Lakers News: Controversial Veteran Big Man To Work Out For LA This Week
It sure seems like your Los Angeles Lakers are not quite done making roster moves, even if those moves happen to be centered more around the fringes of their rotation for the time being.
Sources inform Shams Charania of The Athletic that nine-year veteran center Meyers Leonard is going to audition for LA this Friday. Leonard will be the second confirmed center that the Lakers are set to work out tomorrow, as it was also announced earlier today that LA is also taking a look at former four-time All-Star five DeMarcus Cousins.
Unlike Cousins, however, Leonard did not suit up anywhere at all last season. That was more a consequence of off-court issues than it was a reflection of his on-court play, though he dealt with major injury problems during his last NBA season in 2020-21. The seven-footer out of the University of Illinois only played in two games before requiring season-ending surgeries to his shoulder and ankle.

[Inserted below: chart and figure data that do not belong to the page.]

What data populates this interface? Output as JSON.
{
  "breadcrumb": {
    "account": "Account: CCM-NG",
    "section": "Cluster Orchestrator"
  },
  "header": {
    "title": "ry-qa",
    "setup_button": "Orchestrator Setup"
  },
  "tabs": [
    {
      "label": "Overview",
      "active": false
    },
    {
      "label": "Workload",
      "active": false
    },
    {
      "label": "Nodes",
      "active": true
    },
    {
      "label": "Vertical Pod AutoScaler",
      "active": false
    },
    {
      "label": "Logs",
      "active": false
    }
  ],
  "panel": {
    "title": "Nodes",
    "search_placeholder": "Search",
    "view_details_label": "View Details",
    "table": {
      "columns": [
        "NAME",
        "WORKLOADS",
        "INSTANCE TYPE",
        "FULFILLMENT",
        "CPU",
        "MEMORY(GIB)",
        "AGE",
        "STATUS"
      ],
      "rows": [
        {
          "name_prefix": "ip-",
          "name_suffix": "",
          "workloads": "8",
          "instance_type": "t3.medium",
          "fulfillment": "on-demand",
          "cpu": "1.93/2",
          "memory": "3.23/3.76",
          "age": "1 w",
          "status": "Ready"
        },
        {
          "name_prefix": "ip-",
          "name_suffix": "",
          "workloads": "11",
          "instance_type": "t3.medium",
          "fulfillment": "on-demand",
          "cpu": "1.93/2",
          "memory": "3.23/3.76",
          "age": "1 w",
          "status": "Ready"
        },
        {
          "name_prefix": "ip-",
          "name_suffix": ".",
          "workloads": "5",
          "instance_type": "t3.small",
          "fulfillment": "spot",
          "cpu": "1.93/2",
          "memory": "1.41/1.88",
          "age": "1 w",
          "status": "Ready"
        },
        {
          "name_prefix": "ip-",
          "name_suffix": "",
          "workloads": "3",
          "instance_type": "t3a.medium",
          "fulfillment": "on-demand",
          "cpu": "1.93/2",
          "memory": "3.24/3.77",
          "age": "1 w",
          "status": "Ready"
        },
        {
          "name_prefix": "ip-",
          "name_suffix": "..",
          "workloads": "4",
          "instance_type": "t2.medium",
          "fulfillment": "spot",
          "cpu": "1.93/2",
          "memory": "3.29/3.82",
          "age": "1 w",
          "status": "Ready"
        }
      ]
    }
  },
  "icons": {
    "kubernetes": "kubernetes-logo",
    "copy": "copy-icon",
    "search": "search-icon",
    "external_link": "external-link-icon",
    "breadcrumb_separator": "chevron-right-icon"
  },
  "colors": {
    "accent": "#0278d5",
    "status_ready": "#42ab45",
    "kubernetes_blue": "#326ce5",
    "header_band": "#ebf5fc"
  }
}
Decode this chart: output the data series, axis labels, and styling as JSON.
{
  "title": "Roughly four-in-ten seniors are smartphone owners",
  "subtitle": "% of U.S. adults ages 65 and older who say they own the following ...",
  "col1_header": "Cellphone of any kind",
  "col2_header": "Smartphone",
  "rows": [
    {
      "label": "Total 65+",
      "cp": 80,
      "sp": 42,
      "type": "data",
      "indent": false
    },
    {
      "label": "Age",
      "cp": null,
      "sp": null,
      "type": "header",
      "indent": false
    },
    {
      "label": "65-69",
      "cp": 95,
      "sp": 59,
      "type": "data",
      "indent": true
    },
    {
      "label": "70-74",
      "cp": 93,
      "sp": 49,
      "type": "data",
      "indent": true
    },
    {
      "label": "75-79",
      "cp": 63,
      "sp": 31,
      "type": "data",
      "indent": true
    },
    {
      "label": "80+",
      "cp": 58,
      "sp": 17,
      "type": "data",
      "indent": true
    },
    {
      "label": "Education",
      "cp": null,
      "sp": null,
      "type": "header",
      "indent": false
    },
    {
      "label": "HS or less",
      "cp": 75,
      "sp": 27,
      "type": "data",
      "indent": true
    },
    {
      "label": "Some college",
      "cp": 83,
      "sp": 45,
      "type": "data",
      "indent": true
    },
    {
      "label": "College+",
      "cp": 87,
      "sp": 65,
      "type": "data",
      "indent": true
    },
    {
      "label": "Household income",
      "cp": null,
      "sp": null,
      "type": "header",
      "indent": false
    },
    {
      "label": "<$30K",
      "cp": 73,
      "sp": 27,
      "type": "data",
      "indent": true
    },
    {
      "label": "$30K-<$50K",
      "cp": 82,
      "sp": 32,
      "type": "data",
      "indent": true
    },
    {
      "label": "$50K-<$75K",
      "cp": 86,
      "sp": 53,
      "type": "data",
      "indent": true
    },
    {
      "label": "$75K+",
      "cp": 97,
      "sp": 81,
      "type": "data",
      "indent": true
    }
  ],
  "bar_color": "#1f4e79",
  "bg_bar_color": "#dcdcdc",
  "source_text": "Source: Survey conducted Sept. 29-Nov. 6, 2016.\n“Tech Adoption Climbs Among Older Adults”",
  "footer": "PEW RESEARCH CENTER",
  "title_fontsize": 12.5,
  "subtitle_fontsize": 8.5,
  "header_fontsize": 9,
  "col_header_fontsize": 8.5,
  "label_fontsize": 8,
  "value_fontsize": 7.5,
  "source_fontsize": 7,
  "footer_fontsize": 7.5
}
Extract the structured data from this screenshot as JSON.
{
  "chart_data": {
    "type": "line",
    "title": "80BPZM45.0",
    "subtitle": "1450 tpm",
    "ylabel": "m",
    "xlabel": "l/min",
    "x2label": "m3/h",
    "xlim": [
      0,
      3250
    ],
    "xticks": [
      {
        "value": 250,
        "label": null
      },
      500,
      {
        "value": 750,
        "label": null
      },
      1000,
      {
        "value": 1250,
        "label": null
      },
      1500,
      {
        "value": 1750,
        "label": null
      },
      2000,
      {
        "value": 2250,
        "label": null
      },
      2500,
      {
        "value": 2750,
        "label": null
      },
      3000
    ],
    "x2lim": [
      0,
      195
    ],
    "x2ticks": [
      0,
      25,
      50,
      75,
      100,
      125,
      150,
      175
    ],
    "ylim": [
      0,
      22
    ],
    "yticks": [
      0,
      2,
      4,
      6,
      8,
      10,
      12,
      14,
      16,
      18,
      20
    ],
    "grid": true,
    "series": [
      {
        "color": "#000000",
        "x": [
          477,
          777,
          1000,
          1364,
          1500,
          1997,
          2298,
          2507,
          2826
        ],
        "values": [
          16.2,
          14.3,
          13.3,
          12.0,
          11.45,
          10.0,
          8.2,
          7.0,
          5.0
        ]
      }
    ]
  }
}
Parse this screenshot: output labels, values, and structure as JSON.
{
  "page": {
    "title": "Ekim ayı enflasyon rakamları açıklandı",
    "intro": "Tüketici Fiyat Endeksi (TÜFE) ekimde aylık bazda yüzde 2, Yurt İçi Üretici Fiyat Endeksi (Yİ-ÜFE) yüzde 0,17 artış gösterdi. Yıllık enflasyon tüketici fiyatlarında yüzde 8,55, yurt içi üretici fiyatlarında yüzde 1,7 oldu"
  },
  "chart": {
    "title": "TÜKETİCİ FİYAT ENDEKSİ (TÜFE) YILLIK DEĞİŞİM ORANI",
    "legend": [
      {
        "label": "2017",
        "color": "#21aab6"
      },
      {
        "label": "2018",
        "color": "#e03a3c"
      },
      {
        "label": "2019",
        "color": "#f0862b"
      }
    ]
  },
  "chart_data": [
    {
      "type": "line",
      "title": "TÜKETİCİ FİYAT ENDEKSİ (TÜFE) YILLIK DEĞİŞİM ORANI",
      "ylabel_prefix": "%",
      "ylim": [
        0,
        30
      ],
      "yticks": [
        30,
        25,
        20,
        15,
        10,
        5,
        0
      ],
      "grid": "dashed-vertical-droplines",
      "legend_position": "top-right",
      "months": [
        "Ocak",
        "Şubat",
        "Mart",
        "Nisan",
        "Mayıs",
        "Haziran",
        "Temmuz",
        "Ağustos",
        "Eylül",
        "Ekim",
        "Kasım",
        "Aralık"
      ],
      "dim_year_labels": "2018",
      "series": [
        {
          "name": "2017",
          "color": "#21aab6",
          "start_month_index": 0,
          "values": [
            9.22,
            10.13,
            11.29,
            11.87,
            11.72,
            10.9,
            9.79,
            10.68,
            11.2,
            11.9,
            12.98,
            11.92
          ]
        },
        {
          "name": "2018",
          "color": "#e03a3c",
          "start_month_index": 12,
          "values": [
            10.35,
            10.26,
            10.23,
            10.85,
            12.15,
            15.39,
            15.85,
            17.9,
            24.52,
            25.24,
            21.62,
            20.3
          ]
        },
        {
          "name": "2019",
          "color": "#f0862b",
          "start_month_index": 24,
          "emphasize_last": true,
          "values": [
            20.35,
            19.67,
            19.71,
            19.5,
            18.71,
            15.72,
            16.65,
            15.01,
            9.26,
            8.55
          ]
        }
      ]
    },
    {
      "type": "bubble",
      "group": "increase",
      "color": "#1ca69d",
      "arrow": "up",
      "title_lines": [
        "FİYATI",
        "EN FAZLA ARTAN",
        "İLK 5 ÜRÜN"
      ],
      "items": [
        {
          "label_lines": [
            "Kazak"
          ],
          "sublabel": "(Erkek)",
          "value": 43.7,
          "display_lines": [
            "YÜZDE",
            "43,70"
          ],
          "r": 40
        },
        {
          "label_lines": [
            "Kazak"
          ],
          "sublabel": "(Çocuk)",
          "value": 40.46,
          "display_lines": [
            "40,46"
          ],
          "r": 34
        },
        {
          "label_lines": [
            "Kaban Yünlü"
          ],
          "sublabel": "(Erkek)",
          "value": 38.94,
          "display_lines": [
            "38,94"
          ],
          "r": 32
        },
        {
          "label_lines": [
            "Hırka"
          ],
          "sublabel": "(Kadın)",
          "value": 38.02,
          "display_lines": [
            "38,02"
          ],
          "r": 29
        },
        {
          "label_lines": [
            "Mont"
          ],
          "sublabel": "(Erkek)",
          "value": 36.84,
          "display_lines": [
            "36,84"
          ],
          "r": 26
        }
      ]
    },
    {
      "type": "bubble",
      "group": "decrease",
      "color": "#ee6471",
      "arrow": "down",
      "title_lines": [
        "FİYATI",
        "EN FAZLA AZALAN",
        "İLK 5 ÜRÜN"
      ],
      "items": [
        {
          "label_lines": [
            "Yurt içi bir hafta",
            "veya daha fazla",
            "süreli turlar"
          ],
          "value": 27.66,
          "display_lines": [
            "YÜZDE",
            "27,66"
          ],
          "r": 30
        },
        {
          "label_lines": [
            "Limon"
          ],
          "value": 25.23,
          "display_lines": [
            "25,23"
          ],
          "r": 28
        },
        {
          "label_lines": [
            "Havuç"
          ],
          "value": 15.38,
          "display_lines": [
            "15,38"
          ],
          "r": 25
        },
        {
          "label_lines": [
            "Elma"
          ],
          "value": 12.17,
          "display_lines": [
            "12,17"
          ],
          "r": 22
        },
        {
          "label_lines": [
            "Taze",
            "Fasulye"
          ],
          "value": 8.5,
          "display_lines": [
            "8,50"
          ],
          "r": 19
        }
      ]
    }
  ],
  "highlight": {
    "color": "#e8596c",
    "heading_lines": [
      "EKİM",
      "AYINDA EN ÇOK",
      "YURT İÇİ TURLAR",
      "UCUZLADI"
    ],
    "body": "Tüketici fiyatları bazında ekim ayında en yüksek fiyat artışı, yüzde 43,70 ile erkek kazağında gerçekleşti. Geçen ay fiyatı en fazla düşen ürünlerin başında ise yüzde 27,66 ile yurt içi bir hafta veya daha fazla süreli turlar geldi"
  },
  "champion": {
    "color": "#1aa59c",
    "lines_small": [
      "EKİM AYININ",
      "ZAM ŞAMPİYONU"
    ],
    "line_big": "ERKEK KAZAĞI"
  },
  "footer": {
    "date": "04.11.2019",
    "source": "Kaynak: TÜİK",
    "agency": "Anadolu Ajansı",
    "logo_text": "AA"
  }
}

After saying an antisemitic slur during a Twitch live-stream, the seven-footer was fined to the tune of $50,000 by the Miami Heat (the maximum permitted) and suspended by the team. The Heat ultimately gave up a future second-round draft pick just to get off his contract later that season, shipping him out to the Oklahoma City Thunder, who subsequently waived the rest of Leonard's (insanely generous) $9.4 million contract. Leonard quickly apologized for the incident (unlike some other hypothetical future Lakers), and was enrolled in a cultural diversity program by the NBA.
He has spent the last few years continuing to try to grow from his mistake, spending time with Jewish leaders and the larger Jewish community, Charania tweets. It does seem like he is truly remorseful for his offending comment, so kudos to him for putting in the time.
Leonard also invoked controversy when he refused to kneel during the national anthem while on the 2020 Orlando "bubble" campus for Miami's NBA Finals run, despite all of the rest of his Heat teammates and coaches (and their NBA Finals opponents, your Lakers) doing so. The kneeling was done to protest then-recent police violence against George Floyd, Breonna Taylor, and Jacob Blake that year. Leonard explained that he would not kneel because he felt that it would be construed as opposition to the U.S. military somehow (despite that not at all being the point of the kneeling). The kneeling-during-the-anthem gesture was originated by then-San Francisco 49ers quarterback Colin Kaepernick in 2016, who consulted with a Green Beret in determining what the right level of protest would be that could still honor the nation's military.
Controversies aside, adding Leonard is not the kind of personnel decision that will set the world on fire, and it remains to be seen what kind of basketball shape the big man is even in after not having played professionally anywhere in two calendar years.
Through 447 games (93 starts) with the Portland Trail Blazers and Heat, the 30-year-old center holds modest averages of 5.6 points, 3.9 rebounds and 0.9 assists per game in 16 minutes, mostly as a reserve. But his appeal to LA on paper makes sense, given that he is fairly athletic and could help out the team defensively in the paint, but also -- more importantly -- he's a knockdown floor-spacer. Leonard boasts a sparkling 39% three-pointer conversion rate on 1.9 tries a night over the duration of his career. Even when the volume increases dramatically, Leonard can still get the job done, as he proved when he made 37.7% of his 3.7 triple tries for Portland in 2015-16.